Campbell, a retired music teacher, wanted to give Kendall area residents a chance to sing together in 2008. She got word out about a community choir, but wasn’t sure how many would show up.

Fifty people joined and that number has been steady since then. The group not only provides fun and fellowship for the singers, but also entertains the community and raises funds for important causes.

For more than a century, the building on Gaines Basin Road, just north of the canal, was used as a one-room schoolhouse. The site was largely abandoned after decentralization in 1944.

Al Capurso of Gaines saw potential in the boarded-up building. This year he rallied the community to clean out the building, put in new windows, replace the roof and put up a historical marker noting that Caroline Phipps taught at the school. She went on to be a distinguished educator and ran the Phipps Union Seminary in Albion from 1837 to 1875. That spot later became the County Clerks Building.

There is more work to do at the building, which Capurso, the Gaines town historian, would like to see used as a meeting hall and a spot to display and store artifacts.

Ashley Wiegele’s mother Danielle Shulenburg holds a ceremonial check for $20,000 given by the West Herr Automotive Group during an Oct. 24 benefit. She is pictured with Scott Green, left, a guidance counselor at Albion High School and Rich Wilkinson, general manager for West Herr.

The guidance counselors and staff at Albion High School have been checking in with Ashley Wiegele and her mother Danielle Shulenburg since Ashley was paralzyed in a June 2014 boating accident, just days before she was to walk across the stage and get her high school diploma.

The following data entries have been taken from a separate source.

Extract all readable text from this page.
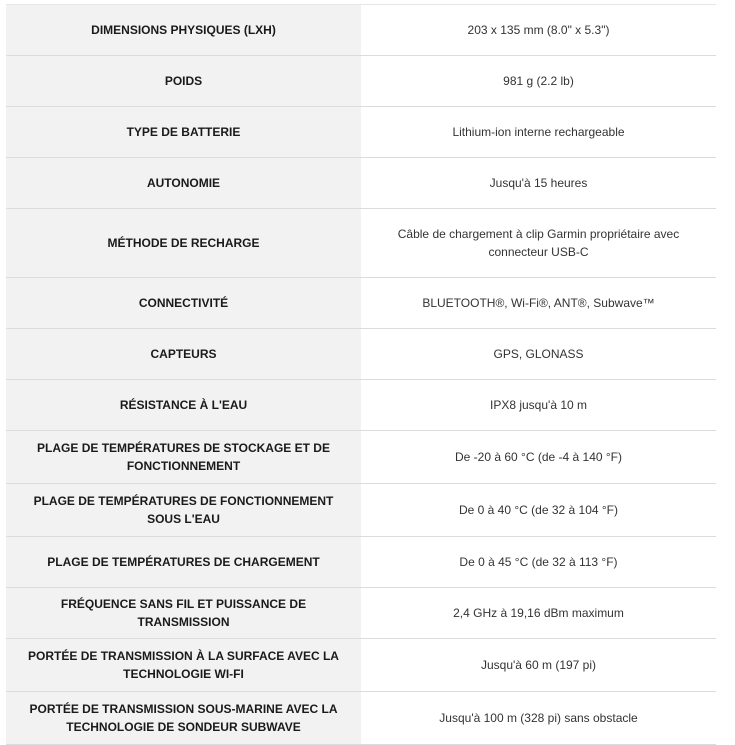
DIMENSIONS PHYSIQUES (LXH)	203 x 135 mm (8.0" x 5.3")
POIDS	981 g (2.2 lb)
TYPE DE BATTERIE	Lithium-ion interne rechargeable
AUTONOMIE	Jusqu'à 15 heures
MÉTHODE DE RECHARGE	Câble de chargement à clip Garmin propriétaire avec connecteur USB-C
CONNECTIVITÉ	BLUETOOTH®, Wi-Fi®, ANT®, Subwave™
CAPTEURS	GPS, GLONASS
RÉSISTANCE À L'EAU	IPX8 jusqu'à 10 m
PLAGE DE TEMPÉRATURES DE STOCKAGE ET DE FONCTIONNEMENT	De -20 à 60 °C (de -4 à 140 °F)
PLAGE DE TEMPÉRATURES DE FONCTIONNEMENT SOUS L'EAU	De 0 à 40 °C (de 32 à 104 °F)
PLAGE DE TEMPÉRATURES DE CHARGEMENT	De 0 à 45 °C (de 32 à 113 °F)
FRÉQUENCE SANS FIL ET PUISSANCE DE TRANSMISSION	2,4 GHz à 19,16 dBm maximum
PORTÉE DE TRANSMISSION À LA SURFACE AVEC LA TECHNOLOGIE WI-FI	Jusqu'à 60 m (197 pi)
PORTÉE DE TRANSMISSION SOUS-MARINE AVEC LA TECHNOLOGIE DE SONDEUR SUBWAVE	Jusqu'à 100 m (328 pi) sans obstacle
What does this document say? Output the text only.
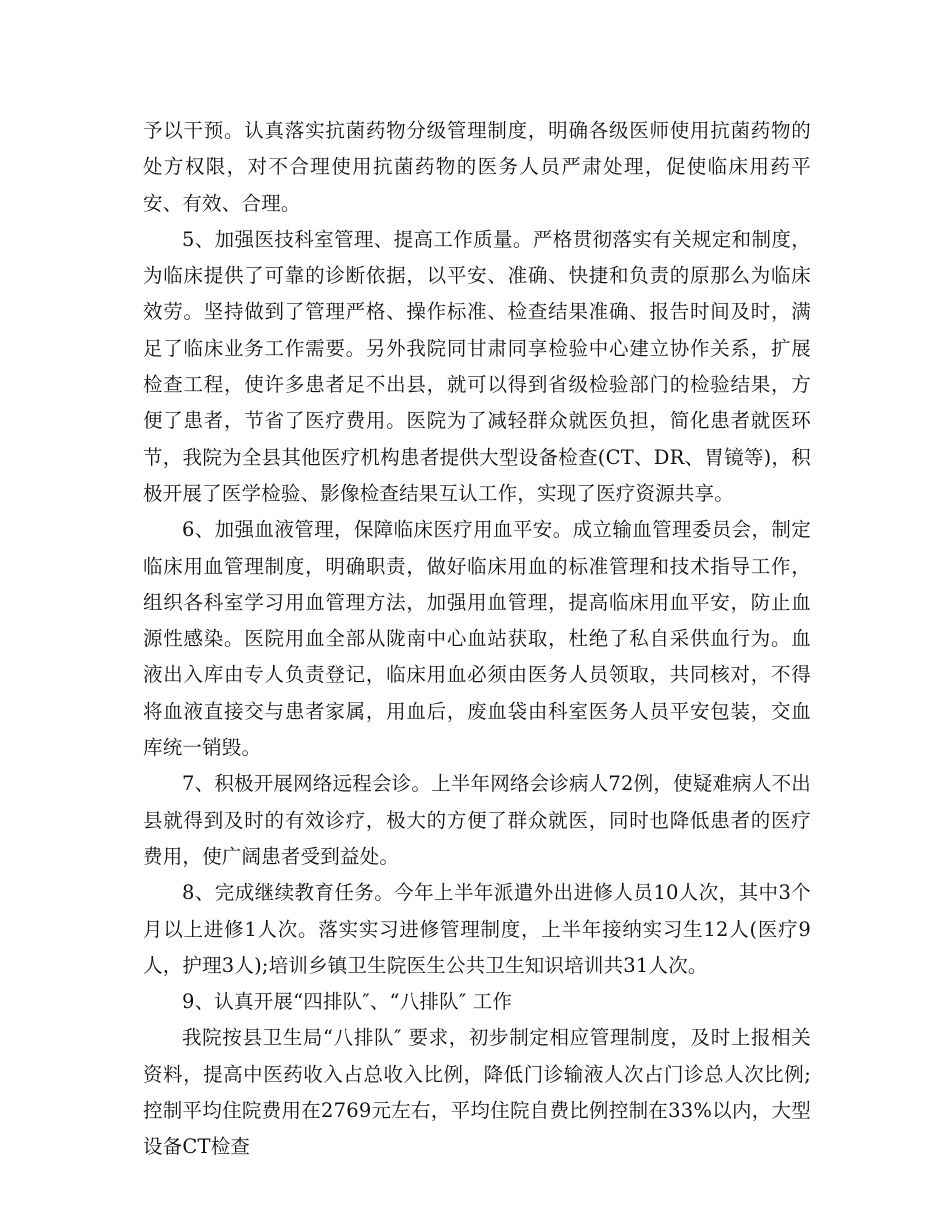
予以干预。认真落实抗菌药物分级管理制度，明确各级医师使用抗菌药物的处方权限，对不合理使用抗菌药物的医务人员严肃处理，促使临床用药平安、有效、合理。

5、加强医技科室管理、提高工作质量。严格贯彻落实有关规定和制度，为临床提供了可靠的诊断依据，以平安、准确、快捷和负责的原那么为临床效劳。坚持做到了管理严格、操作标准、检查结果准确、报告时间及时，满足了临床业务工作需要。另外我院同甘肃同享检验中心建立协作关系，扩展检查工程，使许多患者足不出县，就可以得到省级检验部门的检验结果，方便了患者，节省了医疗费用。医院为了减轻群众就医负担，简化患者就医环节，我院为全县其他医疗机构患者提供大型设备检查(CT、DR、胃镜等)，积极开展了医学检验、影像检查结果互认工作，实现了医疗资源共享。

6、加强血液管理，保障临床医疗用血平安。成立输血管理委员会，制定临床用血管理制度，明确职责，做好临床用血的标准管理和技术指导工作，组织各科室学习用血管理方法，加强用血管理，提高临床用血平安，防止血源性感染。医院用血全部从陇南中心血站获取，杜绝了私自采供血行为。血液出入库由专人负责登记，临床用血必须由医务人员领取，共同核对，不得将血液直接交与患者家属，用血后，废血袋由科室医务人员平安包装，交血库统一销毁。

7、积极开展网络远程会诊。上半年网络会诊病人72例，使疑难病人不出县就得到及时的有效诊疗，极大的方便了群众就医，同时也降低患者的医疗费用，使广阔患者受到益处。

8、完成继续教育任务。今年上半年派遣外出进修人员10人次，其中3个月以上进修1人次。落实实习进修管理制度，上半年接纳实习生12人(医疗9人，护理3人);培训乡镇卫生院医生公共卫生知识培训共31人次。

9、认真开展“四排队″、“八排队″ 工作

我院按县卫生局“八排队″ 要求，初步制定相应管理制度，及时上报相关资料，提高中医药收入占总收入比例，降低门诊输液人次占门诊总人次比例;控制平均住院费用在2769元左右，平均住院自费比例控制在33%以内，大型设备CT检查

Scott Green, the high school guidance counselor, was talking with Shulenburg, who said a handicapped accessible van would help get Ashley to medical appointments and be more active in the community.

Green set out to raise $10,000 to buy a van. Green said that might only be a start towards buying the vehicle.

At a benefit on Oct. 24, more than $30,000 was raised with the West Herr Automotive Group giving $20,000 towards the van. The Albion Lions Club contributed $5,000 and many others pitched in.

Bill Lattin, retired Orleans County historian, leads about 30 people on a tour of the Millville Cemetery in September.

There isn’t much glory in preserving a cemetery, but a group of volunteers have been committed to the task in recent years. The Millville Cemetery is a grand site that is recognized on the National Regitser of Historic Places.

The cemetery was established in 1871 as an early Quaker burial grounds. Back then the graves were close together. The cemetery would take on the rural garden cemetery style, with bigger spaces between graves, towering trees and ornamental grave stones.

Volunteers and the Town of Shelby in September unveiled a new historical marker for the cemetery.

The volunteers also completed a big project this year: the chapel was repainted. An anonymous donor gave more than $6,000 to have that done.

Those volunteers, and the many others in the community, deserve thanks for their efforts to preserve our historic sites and take on other important projects in the community.